The core innovation of BayesLSH lies in its application of Bayesian inference to LSH-based candidate verification and similarity estimation. The approach enables probabilistic reasoning about the likelihood that candidate pairs exceed the threshold without the exhaustive computation of exact similarities. BayesLSH employs a flexible, tunable trade-off between accuracy and computational speed using parameters that control recall and estimation error. Notably, this method does not require manual tuning of the number of hashes, a significant advantage over conventional LSH techniques.

BayesLSH introduces probabilistic guarantees for output quality, ensuring recall rates are above a certain threshold while maintaining accuracy within specified bounds. The procedure offers considerable reductions in computational overhead by pruning false positives early in the hash comparison process—often after examining just a fraction of hashes—and providing controlled similarity estimation.

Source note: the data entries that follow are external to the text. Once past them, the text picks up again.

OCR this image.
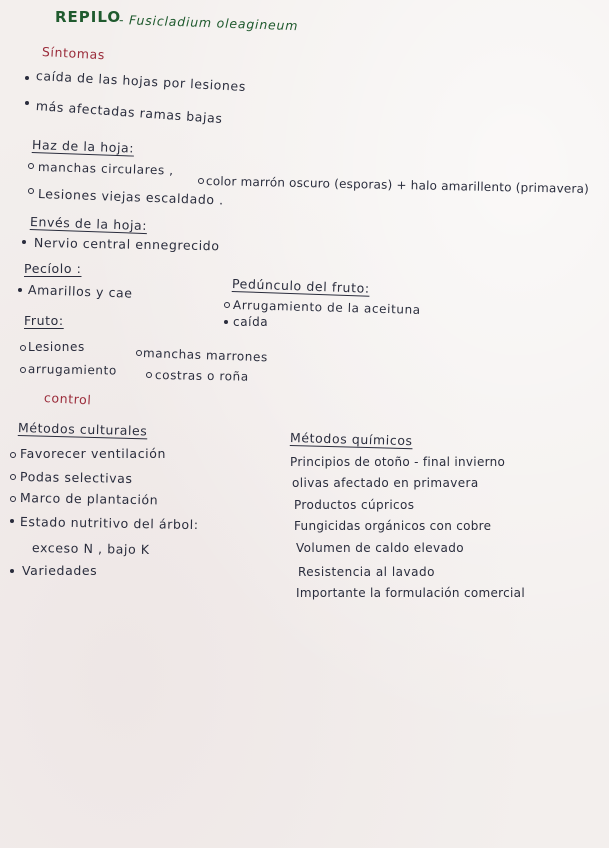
REPILO
- Fusicladium oleagineum
Síntomas
caída de las hojas por lesiones
más afectadas ramas bajas
Haz de la hoja:
manchas circulares ,
color marrón oscuro (esporas) + halo amarillento (primavera)
Lesiones viejas escaldado .
Envés de la hoja:
Nervio central ennegrecido
Pecíolo :
Amarillos y cae	Pedúnculo del fruto:
Arrugamiento de la aceituna
caída
Fruto:
Lesiones	manchas marrones
arrugamiento	costras o roña
control
Métodos culturales
Favorecer ventilación
Podas selectivas
Marco de plantación
Estado nutritivo del árbol:
exceso N , bajo K
Variedades
Métodos químicos
Principios de otoño - final invierno
olivas afectado en primavera
Productos cúpricos
Fungicidas orgánicos con cobre
Volumen de caldo elevado
Resistencia al lavado
Importante la formulación comercial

Experimental Results and Implications

The authors validate their approach against state-of-the-art candidate generation algorithms, AllPairs, and standard LSH, across multiple datasets. BayesLSH and its variant BayesLSH-Lite demonstrated substantial speedups ranging between 2x to 20x compared to baseline methods. These improvements stem primarily from the effective pruning capabilities of BayesLSH, which could quickly dismiss false positives, leading to faster similarity computations without sacrificing recall—consistently maintaining recall rates above 97%. Furthermore, BayesLSH's probabilistic framework ensures greater consistency in similarity estimation, avoiding the excessive high-error counts observed in traditional LSH methods at lower similarity thresholds.

Theoretical Contributions and Future Directions

This paper's theoretical contributions lie in bridging Bayesian inference with LSH, offering a robust framework for similarity search that is adaptable to various metrics, including Jaccard and Cosine similarities. By addressing both binary and real-valued vectors, BayesLSH expands the applicability of similarity search across diverse domains.

Looking forward, the exploration of BayesLSH's applicability to learned similarity metrics presents a promising direction. Additionally, adapting Bayesian approaches to candidate pruning in nearest neighbor retrieval within Euclidean spaces could further broaden its utility.

In conclusion, while avoiding claims of revolutionizing the field, BayesLSH provides a significant advancement in similarity search methodologies, offering a meticulous balance between performance and accuracy with broad implications across data mining and machine learning applications.